Now that lunch is covered, what about breakfast? There are endless options for breakfast, time allowing. If pressed for time, a simple bowl of cereal (Panda Puffs, Koala Crisp, and organic corn flakes are all good) will do, or even a bowl of yogurt. Many flavors of Yoplait and Stonyfield Farms yogurts are gluten free. If you have more time, however, there are other tasty options. Bob’s Red Mill now offers gluten-free certified oats, so oatmeal is a good choice. Also, eggs, in any form, are nutritious and good tasting. One of my favorite meals is to toast a Gillian’s or Trader Joe’s French roll, melt cheese on it, and make a breakfast sandwich with scrambled eggs and salsa. The options are endless. So, the next time you get stressed out about what you’re going to eat for breakfast or lunch, calm down and think about it. You never know what you might come up with.

Sunday, April 25, 2010

Gluten Free Colleges

AAAHHH!!! Searching for a college with a good gluten-free meal plan can be extremely frustrating. With some thorough research, however, it's not as tough as it seems. I recently traveled around the east coast to look at colleges I might be interested in attending. Most of the school chefs said that if I ended up attending the school, they would sit down with me at the beginning of each week to plan out my meals. Most seemed very accommodating. Some even had gluten-free or allergen-free sections of the cafeteria designated for kids with food allergies. Here are my suggestions for finding a good gluten-free college:
  1. Check it out: You won't truly know about the school's meal plan until you visit for yourself.

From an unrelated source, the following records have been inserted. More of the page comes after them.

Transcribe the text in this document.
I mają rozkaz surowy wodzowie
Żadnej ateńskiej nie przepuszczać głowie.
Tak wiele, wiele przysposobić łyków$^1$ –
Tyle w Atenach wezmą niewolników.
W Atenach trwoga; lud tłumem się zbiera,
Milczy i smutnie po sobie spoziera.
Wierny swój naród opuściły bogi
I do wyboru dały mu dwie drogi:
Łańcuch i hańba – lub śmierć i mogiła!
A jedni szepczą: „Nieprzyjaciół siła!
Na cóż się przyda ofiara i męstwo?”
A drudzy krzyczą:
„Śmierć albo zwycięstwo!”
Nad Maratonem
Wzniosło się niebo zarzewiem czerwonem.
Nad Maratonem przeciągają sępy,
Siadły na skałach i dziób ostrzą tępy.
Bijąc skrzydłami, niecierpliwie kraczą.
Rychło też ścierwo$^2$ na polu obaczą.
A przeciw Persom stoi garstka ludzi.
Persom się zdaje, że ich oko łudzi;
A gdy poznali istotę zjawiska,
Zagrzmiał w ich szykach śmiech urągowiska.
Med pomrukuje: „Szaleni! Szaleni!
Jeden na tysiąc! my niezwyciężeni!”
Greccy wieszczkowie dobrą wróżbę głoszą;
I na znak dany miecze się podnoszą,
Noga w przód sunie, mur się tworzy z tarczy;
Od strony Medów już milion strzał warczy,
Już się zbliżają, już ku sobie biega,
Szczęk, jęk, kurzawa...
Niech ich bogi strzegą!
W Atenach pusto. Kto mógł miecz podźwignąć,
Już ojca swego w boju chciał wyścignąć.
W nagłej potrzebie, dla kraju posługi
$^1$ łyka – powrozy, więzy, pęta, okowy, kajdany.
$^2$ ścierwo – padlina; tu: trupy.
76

Go to the cafeteria and see how many choices you have for gluten-free food, and how difficult it is to find something to eat.
  2. Make contact: Ask for the contact information of the dietitian at the school. They will be able to tell you anything you need to know about the school's food.
  3. Talk to the students: Roughly one in a hundred people have Celiac disease, so there will likely be several students already attending the school who have gluten-free diets. See if you can talk to one of these students in person or ask for his or her email address. They will have had firsthand experience with the meals there.
  4. Where is it?: If the university is in a college-friendly town or a big city it will probably be relatively easy to find things to eat off-campus. If not, it might be more of a challenge .
  5. Be Patient: It will take a lot of work to find a college with a good gluten-free meal plan. Remember, you'll be there for four full years of your life, so you want it to be a place where you can conveniently get safe and nutritious food.

Saturday, April 17, 2010

Warning: Snickers Minis!!!

BE CAREFUL!! I recently ate several of the Snickers Minis on Easter and became terribly ill. I was vomiting for nearly three hours. Strangely, I often eat the Fun Size and regular Snickers bars and feel fine. Also, I have even eaten the minis before with no reaction. Interestingly enough, I have read articles and online forums in which people complain about reactions they've had to the minis. Although the manufacturer lists no gluten-containing ingredient on the package, it is highly likely that there is a high level of concentration. As a matter of fact, I probably consumed a highly contaminated batch of the candy. If you are even somewhat sensitive to gluten I would strongly recommend you not to eat this form of Snickers. There have been numerous discussions on, a gluten free forum, in which people talk about whether or not they contain gluten. I did eat some from a mixed bag of Snickers, however, which contained dark chocolate and normal Snickers, so that might have had some effect.